Things aren’t over once you transfer your balance. The next step is the most crucial. Now you need focus on paying down your debt. Stick to the budget you outlined in the first step. When we buy ourselves extra time, many of us have a naturally tendency to put off whatever it is we need to do. Think back to school. When a teacher or professor extended a deadline, most of us would end up waiting to the night before the new deadline to start preparing. Back then, the consequence was a bad grade. Now, it’s having to pay hundreds of dollars as interest. If you want to be rid of your credit card debt, it’s crucial to resist this urge delay, and remain committed to slowing paying down your bills.

Ben Luthi - Credit card expert and personal finance writer

If your ultimate goal is to save money and you have good or excellent credit, a balance transfer credit card is your best option. Depending on which card you use, you could get up to 21 months to pay off your debt interest free. There are a few things to keep in mind, though:

-There's no guarantee that you'll get a high enough credit limit on your new card to cover your full balance.

-Many balance transfer cards charge a balance transfer fee — often between 3% and 5% of the transferred amount. That said, some waive the upfront fee.

-If transferring the debt to a new credit card increases your credit utilization, it could hurt your credit.

-You do transfers with the same bank. So, if you have a Chase card, you can't transfer your balance to another Chase card.

Another good option to consolidate your debt is a personal loan. It's not an interest-free solution like a balance transfer card, but you'll have a defined repayment period, which can help if you're worried about not being disciplined with your payoff plan.

You can get approved for a personal loan if your credit isn't good or excellent, but you'll want to make sure that the interest rate is lower than what you're paying on your credit card. Some personal loan companies allow you to see rates before you officially apply, so try that out to get an idea of what you might qualify for.

Miranda Marquit - Nationally-recognized financial expert. Founder of Planting Money Seeds.

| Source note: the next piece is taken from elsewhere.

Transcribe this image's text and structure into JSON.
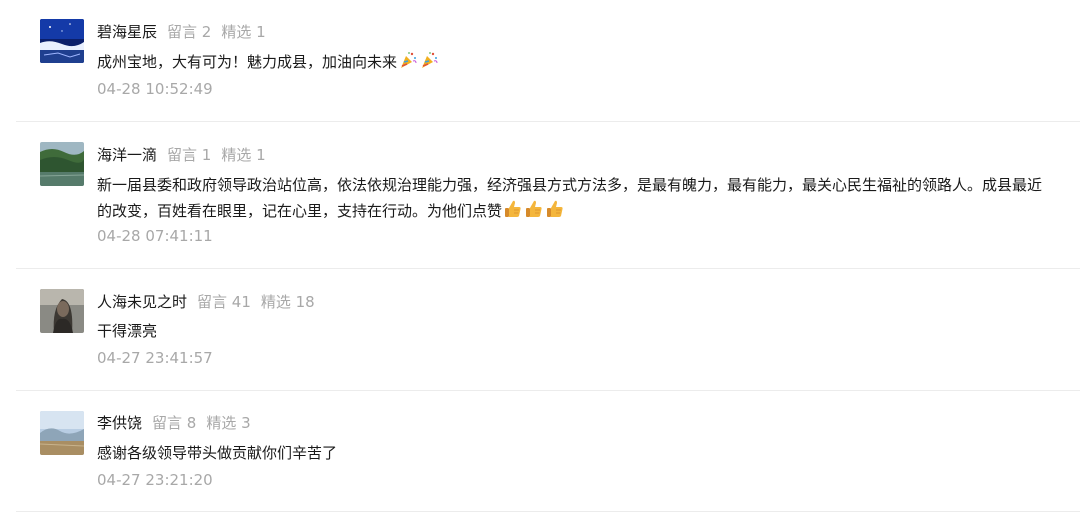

The best place to start is with your priorities. Look at where your money is going, and figure out which things aren't helping you achieve your financial goals. Cut those things from your monthly budget and earmark those savings for debt reduction. When you understand your priorities, values, and goals, it's easier to see how credit card debt is holding you back — and it's easier to stop spending on things that don't matter and use the money to free you from debt.

Once that's done, figure out what kind of plan you are likely to stick to as you pay down debt. The debt snowball, debt avalanche, and debt snowflaking are all different strategies that you can choose from. Decide which you are likely to stick with. Yes, you might end up taking longer and paying a little more with the debt snowball than you would with the debt avalanche, but, the most important thing is that you move forward and make progress. So choose a plan that you know you can stick to.

Holly Johnson - Owner of Club Thrifty and Travel Blue Book.

In my opinion, the most effective way to pay off credit card debt is with a zero-sum budget. A zero-sum budget forces you to plan your spending based on last month's income instead of income projections. From there, you give each dollar a job and plan out how to spend every dollar you earn.

Planning every dollar of your spending is advantageous for a few reasons. First, budgeting your money forces you to be intentional with your spending. Second, giving each dollar you earn a job forces you to reduce wasteful spending and get more of your dollars working in your favor.

Many years ago, my husband and I used zero-sum budgeting to pay off around $50,000 in car loans and student loans. We think this type of budgeting works best because it gets you in the habit of looking at your spending and figuring out way to optimize each month. With zero-sum budgeting on our side, we were able to find ways to cut our spending so we could throw more money toward our bills and get out of debt faster.